No light shining in our Black community
Darkness has seemed to outshine light in Miami’s urban core over the past 12 months with the increasing incidents of senseless gun violence among our children and youth, incidents that involve mainly black males who are either victims or suspects in the murder and mayhem that has gripped an entire community.
And it was extremely difficult to find light on a breezy, sunny South Florida Sunday afternoon—one day after the senseless death of 6-year old King Carter.
I found only darkness, pain, sorrow and despair which found their way to Santonio Carter, the mother of his children, and countless family and friends as hundreds gathered in pain and outrage at the senseless killing of his 6-year old son, King Carter.
I hadn’t seen Santonio in well over a decade—since I handed him his high school diploma—and at which time I knew him as “Blaze.” He had always shown himself to be a responsible student and likewise had grown into a responsible, dedicated young man and father who walked his son to school, involved him in sports, and purchased candy in the wee hours of the night because his love and adoration for King Carter made him unable to say no.
Sadly, there will be no more walks to school.
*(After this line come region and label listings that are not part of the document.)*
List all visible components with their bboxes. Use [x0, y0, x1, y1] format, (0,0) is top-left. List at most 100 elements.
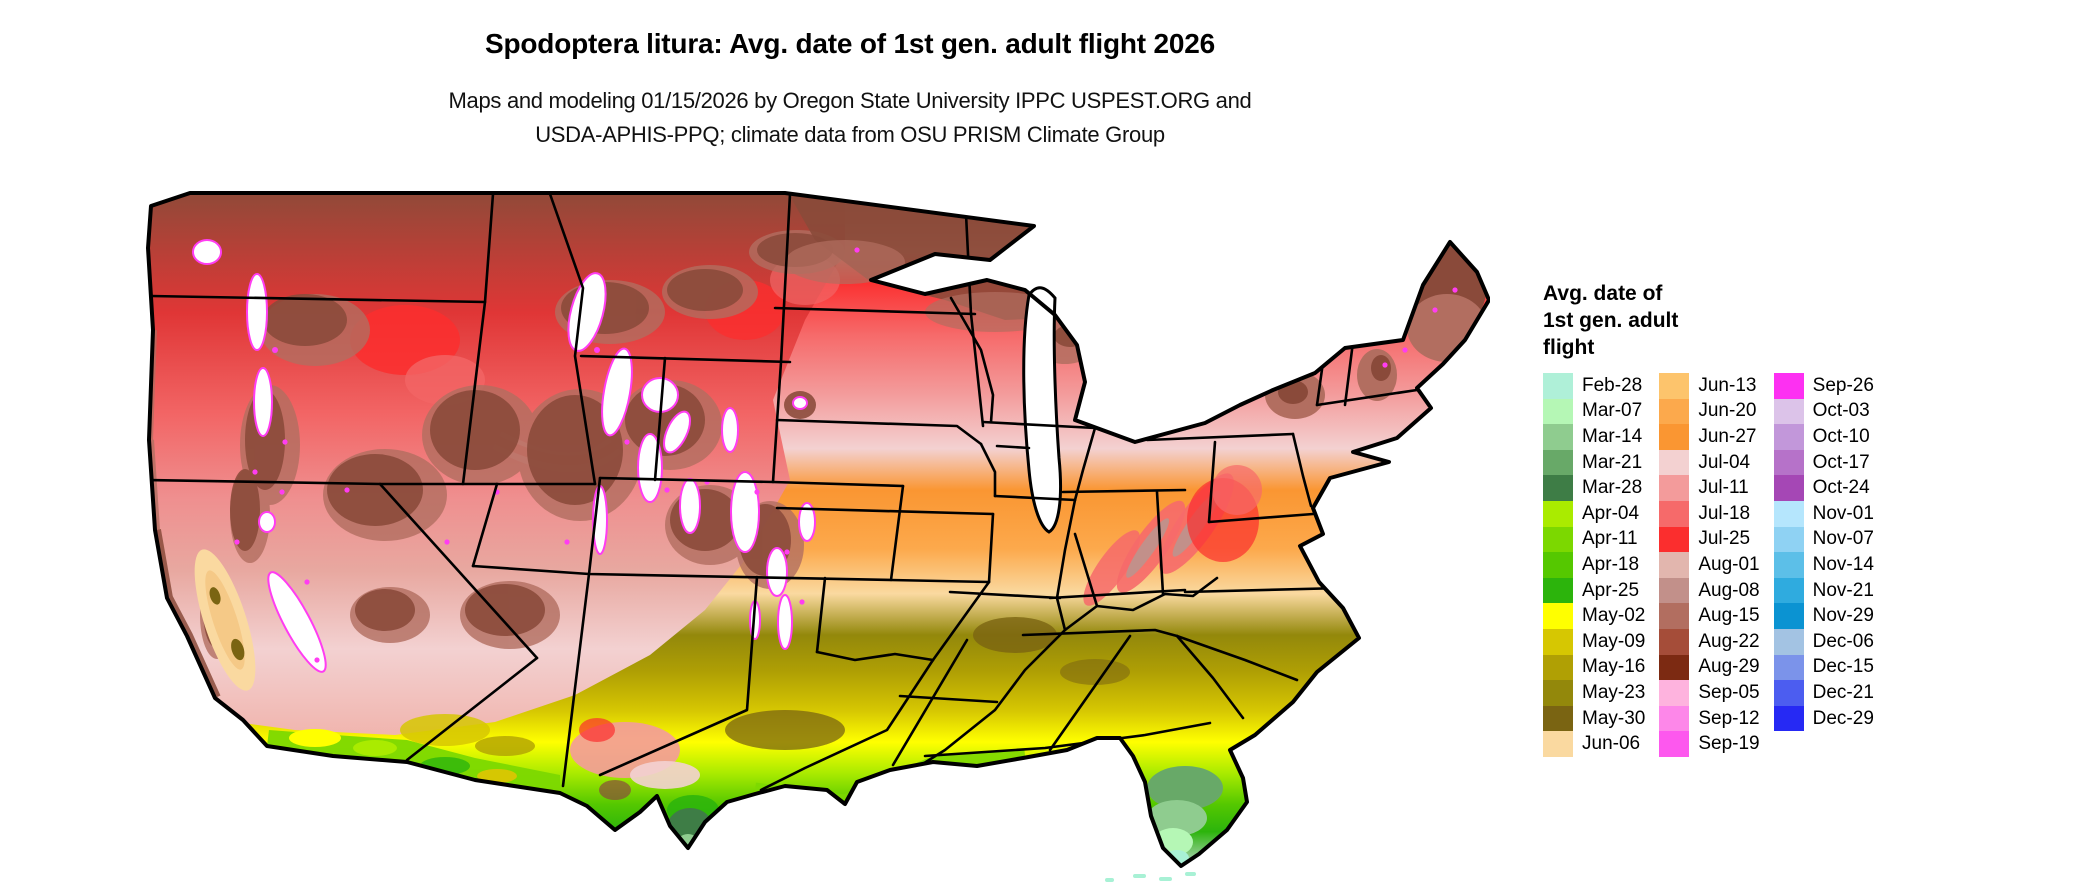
- legend-date-label: Oct-24: [1812, 477, 1870, 499]
- legend-color-swatch: [1773, 705, 1804, 732]
- legend-entry: Aug-08: [1659, 577, 1760, 604]
- legend-color-swatch: [1659, 475, 1690, 501]
- legend-date-label: Nov-07: [1812, 528, 1874, 550]
- legend-color-swatch: [1659, 680, 1690, 706]
- legend-date-label: Feb-28: [1582, 374, 1643, 396]
- legend-color-swatch: [1773, 500, 1804, 527]
- legend-color-swatch: [1659, 731, 1690, 757]
- legend-date-label: Sep-05: [1698, 681, 1760, 703]
- legend-date-label: Nov-14: [1812, 553, 1874, 575]
- legend-color-swatch: [1659, 449, 1690, 476]
- legend-color-swatch: [1543, 424, 1573, 450]
- legend-entry: Oct-24: [1773, 475, 1874, 501]
- legend-date-label: May-16: [1582, 656, 1646, 678]
- legend-date-label: Sep-12: [1698, 707, 1760, 729]
- legend-entry: Jun-20: [1659, 398, 1759, 425]
- legend-entry: Oct-17: [1773, 449, 1874, 476]
- map-terrain-overlays: [148, 193, 1487, 866]
- legend-entry: May-30: [1543, 705, 1646, 732]
- legend-date-label: Aug-15: [1698, 605, 1760, 627]
- legend-date-label: Jul-18: [1698, 502, 1751, 524]
- legend-date-label: Jun-27: [1698, 425, 1757, 447]
- legend-date-label: May-09: [1582, 630, 1646, 652]
- legend-date-label: Mar-28: [1582, 477, 1643, 499]
- legend-color-swatch: [1659, 603, 1690, 629]
- legend-color-swatch: [1543, 577, 1573, 604]
- legend-color-swatch: [1659, 705, 1690, 732]
- legend-color-swatch: [1659, 654, 1690, 681]
- legend-entry: Apr-11: [1543, 526, 1645, 553]
- legend-date-label: Mar-21: [1582, 451, 1643, 473]
- legend-date-label: Aug-29: [1698, 656, 1760, 678]
- legend-color-swatch: [1773, 373, 1804, 399]
- legend-entry: May-09: [1543, 628, 1646, 655]
- legend-date-label: Apr-25: [1582, 579, 1640, 601]
- legend-entry: May-02: [1543, 603, 1645, 629]
- legend-date-label: Sep-19: [1698, 733, 1760, 755]
- legend-title: Avg. date of 1st gen. adult flight: [1543, 280, 2083, 361]
- legend-entry: Feb-28: [1543, 373, 1645, 399]
- legend-date-label: May-23: [1582, 681, 1646, 703]
- legend-color-swatch: [1659, 500, 1690, 527]
- us-choropleth-map: [145, 190, 1491, 890]
- legend-color-swatch: [1543, 731, 1573, 757]
- legend-color-swatch: [1543, 654, 1573, 681]
- legend-title-line-2: 1st gen. adult: [1543, 309, 1679, 332]
- legend-color-swatch: [1773, 577, 1804, 604]
- legend-entry: Aug-22: [1659, 628, 1760, 655]
- legend-color-swatch: [1659, 577, 1690, 604]
- legend-entry: Nov-01: [1773, 500, 1874, 527]
- legend-title-line-3: flight: [1543, 336, 1595, 359]
- legend-column-1: Feb-28 Mar-07 Mar-14 Mar-21 Mar-28 Apr-04 Apr-…: [1543, 373, 1645, 757]
- subtitle-line-1: Maps and modeling 01/15/2026 by Oregon S…: [448, 88, 1252, 113]
- legend-color-swatch: [1773, 680, 1804, 706]
- legend-date-label: Dec-15: [1812, 656, 1874, 678]
- legend-entry: May-23: [1543, 680, 1645, 706]
- legend-date-label: Jul-11: [1698, 477, 1749, 499]
- legend-column-3: Sep-26 Oct-03 Oct-10 Oct-17 Oct-24 Nov-01 Nov-…: [1773, 373, 1874, 732]
- legend-color-swatch: [1773, 424, 1804, 450]
- legend-entry: Oct-10: [1773, 424, 1874, 450]
- legend-date-label: Apr-11: [1582, 528, 1638, 550]
- legend-color-swatch: [1773, 449, 1804, 476]
- legend-columns: Feb-28 Mar-07 Mar-14 Mar-21 Mar-28 Apr-04 Apr-…: [1543, 373, 2083, 757]
- legend-date-label: Dec-21: [1812, 681, 1874, 703]
- legend-color-swatch: [1659, 526, 1690, 553]
- legend-date-label: Jul-25: [1698, 528, 1751, 550]
- legend-date-label: Jul-04: [1698, 451, 1751, 473]
- legend-entry: Mar-07: [1543, 398, 1645, 425]
- legend-date-label: Oct-17: [1812, 451, 1870, 473]
- legend-date-label: Aug-01: [1698, 553, 1760, 575]
- legend-color-swatch: [1543, 398, 1573, 425]
- legend-entry: Dec-06: [1773, 628, 1874, 655]
- legend: Avg. date of 1st gen. adult flight Feb-2…: [1543, 280, 2083, 757]
- legend-entry: Jun-27: [1659, 424, 1759, 450]
- legend-color-swatch: [1773, 654, 1804, 681]
- legend-color-swatch: [1543, 500, 1573, 527]
- legend-entry: Apr-04: [1543, 500, 1645, 527]
- legend-entry: Dec-15: [1773, 654, 1874, 681]
- legend-color-swatch: [1543, 705, 1573, 732]
- legend-entry: Dec-29: [1773, 705, 1874, 732]
- legend-date-label: May-30: [1582, 707, 1646, 729]
- legend-date-label: Nov-01: [1812, 502, 1874, 524]
- lake-michigan: [1022, 286, 1063, 534]
- subtitle-line-2: USDA-APHIS-PPQ; climate data from OSU PR…: [535, 122, 1165, 147]
- legend-entry: Sep-19: [1659, 731, 1760, 757]
- legend-entry: Sep-05: [1659, 680, 1760, 706]
- legend-color-swatch: [1773, 398, 1804, 425]
- legend-entry: Aug-15: [1659, 603, 1760, 629]
- legend-date-label: Apr-04: [1582, 502, 1640, 524]
- legend-entry: Nov-21: [1773, 577, 1874, 604]
- legend-color-swatch: [1659, 373, 1690, 399]
- legend-color-swatch: [1543, 552, 1573, 578]
- legend-date-label: Aug-22: [1698, 630, 1760, 652]
- legend-color-swatch: [1773, 526, 1804, 553]
- state-borders: [148, 193, 1419, 794]
- legend-entry: May-16: [1543, 654, 1646, 681]
- legend-entry: Sep-26: [1773, 373, 1874, 399]
- legend-entry: Apr-25: [1543, 577, 1645, 604]
- legend-entry: Jun-13: [1659, 373, 1759, 399]
- legend-color-swatch: [1543, 475, 1573, 501]
- legend-color-swatch: [1543, 680, 1573, 706]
No more looking forward to little league football. There will be no more late night runs for candy. This sweetness has now been replaced with a bitterness shared by an entire community, an outrage that should be examined by the whole nation that only hears, reads, or views news footage about the virtual genocide in which legions of young, predominantly Black males find themselves on either side of high-powered weapons that have no “eyes” and in the hands of shooters that have no hearts.
Young King Carter encountered the “heartless” and was felled by a blind hail of bullets in broad daylight on what seemed to be a quiet Saturday afternoon. Santonio’s vivid description and painful anguish over seeing his young son shot sent chills through the veins of each person that gathered at the complex.
Senseless violence and killing have no place in society. They rarely if ever visit the suburbs. When they do, they make headlines and are usually followed by swift, deliberate action and the capture of the perpetrators.
Bullets flying through the neighborhoods of our children in the urban core have become a common occurrence. Weekly, we serve witness to a frenzy of unchecked gun violence in the urban core that increasingly places mothers in the front pews of churches trying to bridge the irreconcilable gulf between what they had breathed and sweated and pushed into the world and what lied embalmed in hand-picked coffins before them—coffins that should never be made for a body the size of King Carter’s.
With each senseless loss of young life, we move from sorrow to anger; to despair and worry for the children and youth, and residents, who are trapped in terror and too often, because of their zip codes, are at best given a prescription for a life residing in terror, and at worst the nightmarish reality of an early, untimely, inexplicable death.
Dr. Gallon served as principal of Miami Northwestern Senior High School from 1998-2005. He is a candidate for School Board District 1.